KES Chapel Reflection, Week of 23 October
You are standing on holy ground
“Put off your shoes from your feet; for the place where you are standing is holy ground.” What do we mean by holy spaces? Morning after morning we meet in Chapel. It is “holy ground.” Why? Because of what Exodus 3 presents to us. It is, we might say, the quintessential story for the understanding of sacred or holy spaces.
It would be hard to overestimate the significance of the story of ‘the burning bush’ in which God reveals himself to Moses not only as “the God of Abraham, Isaac and Jacob” but, more importantly, as “I Am Who I Am,” the universal principle of all reality, of the being and the knowing of all things, we might say, philosophically speaking. Here is the defining moment for Judaism, Christianity, and Islam. What is that? The principle of ethical monotheism.
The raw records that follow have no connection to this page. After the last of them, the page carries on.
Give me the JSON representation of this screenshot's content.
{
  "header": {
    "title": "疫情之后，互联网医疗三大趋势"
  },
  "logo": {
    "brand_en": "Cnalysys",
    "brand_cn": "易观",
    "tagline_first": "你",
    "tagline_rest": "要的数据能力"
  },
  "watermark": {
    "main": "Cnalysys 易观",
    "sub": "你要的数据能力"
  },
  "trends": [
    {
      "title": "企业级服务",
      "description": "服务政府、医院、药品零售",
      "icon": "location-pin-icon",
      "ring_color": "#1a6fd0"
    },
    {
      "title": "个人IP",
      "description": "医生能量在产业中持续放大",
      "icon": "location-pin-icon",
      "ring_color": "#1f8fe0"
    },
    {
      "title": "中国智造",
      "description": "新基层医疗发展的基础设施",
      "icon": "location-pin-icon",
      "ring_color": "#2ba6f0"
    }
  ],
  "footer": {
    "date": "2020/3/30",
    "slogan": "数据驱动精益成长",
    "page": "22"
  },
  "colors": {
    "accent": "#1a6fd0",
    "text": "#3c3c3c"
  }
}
We are going to spend some time with the Book of Exodus. Not only does the idea of ‘exodus’ belong to the project of education – the idea of our going out from ourselves into a larger understanding of things – but the book itself is, I suggest, an ethical treatise to be considered alongside Plato’s Republic and Aristotle’s Ethics. In a world where some political leaders think they are above the law, we need to reclaim an understanding of the ethical upon which law fundamentally depends. The ethical is about what is the good from which we might begin to determine what is right to do. The legal depends upon the ethical and not the other way around. The Book of Exodus teaches us much about the ethical and connects to a whole world of philosophical and religious thinking about what is good and what is right.
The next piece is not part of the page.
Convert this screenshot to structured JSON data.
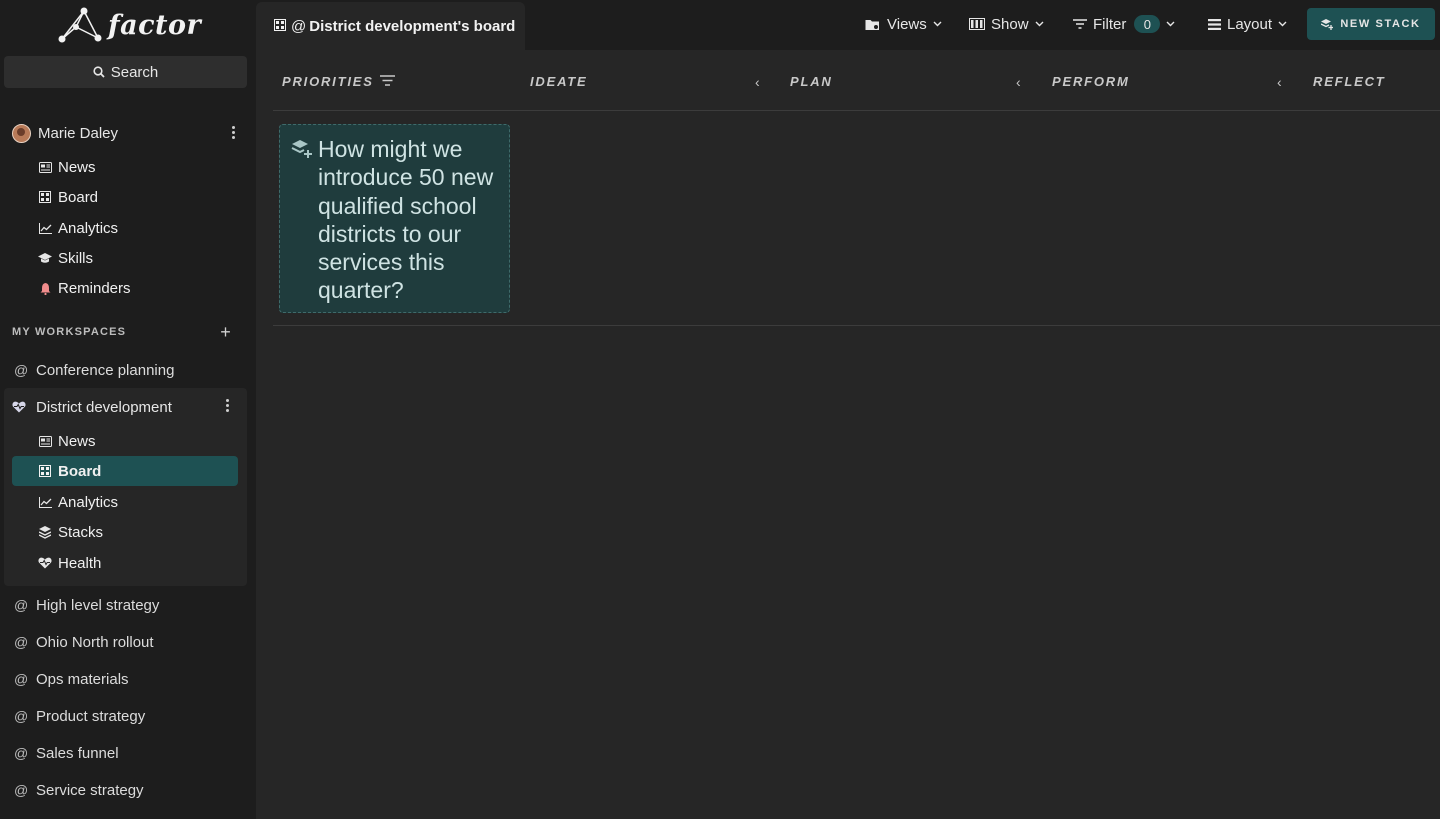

The story of the burning bush is definitive for Jews, Christians, and Muslims. It is about ‘Revelation,’ the idea that things are made known to us through what is seen and heard so as to be understood. Here we have a story which is the premise and presupposition of the Genesis story of creation. A bush burns and yet is not consumed. That is not natural. Exactly. That is the whole point. It is entirely about revealing the prior principle upon which the world as any sort of intelligible reality ultimately depends. God speaks to Moses out of the burning bush to reveal himself, not just in terms of particular and tribal identities – read our current identity politics – but in terms of something utterly universal, the famous ‘name’ of God as “I Am Who I Am.”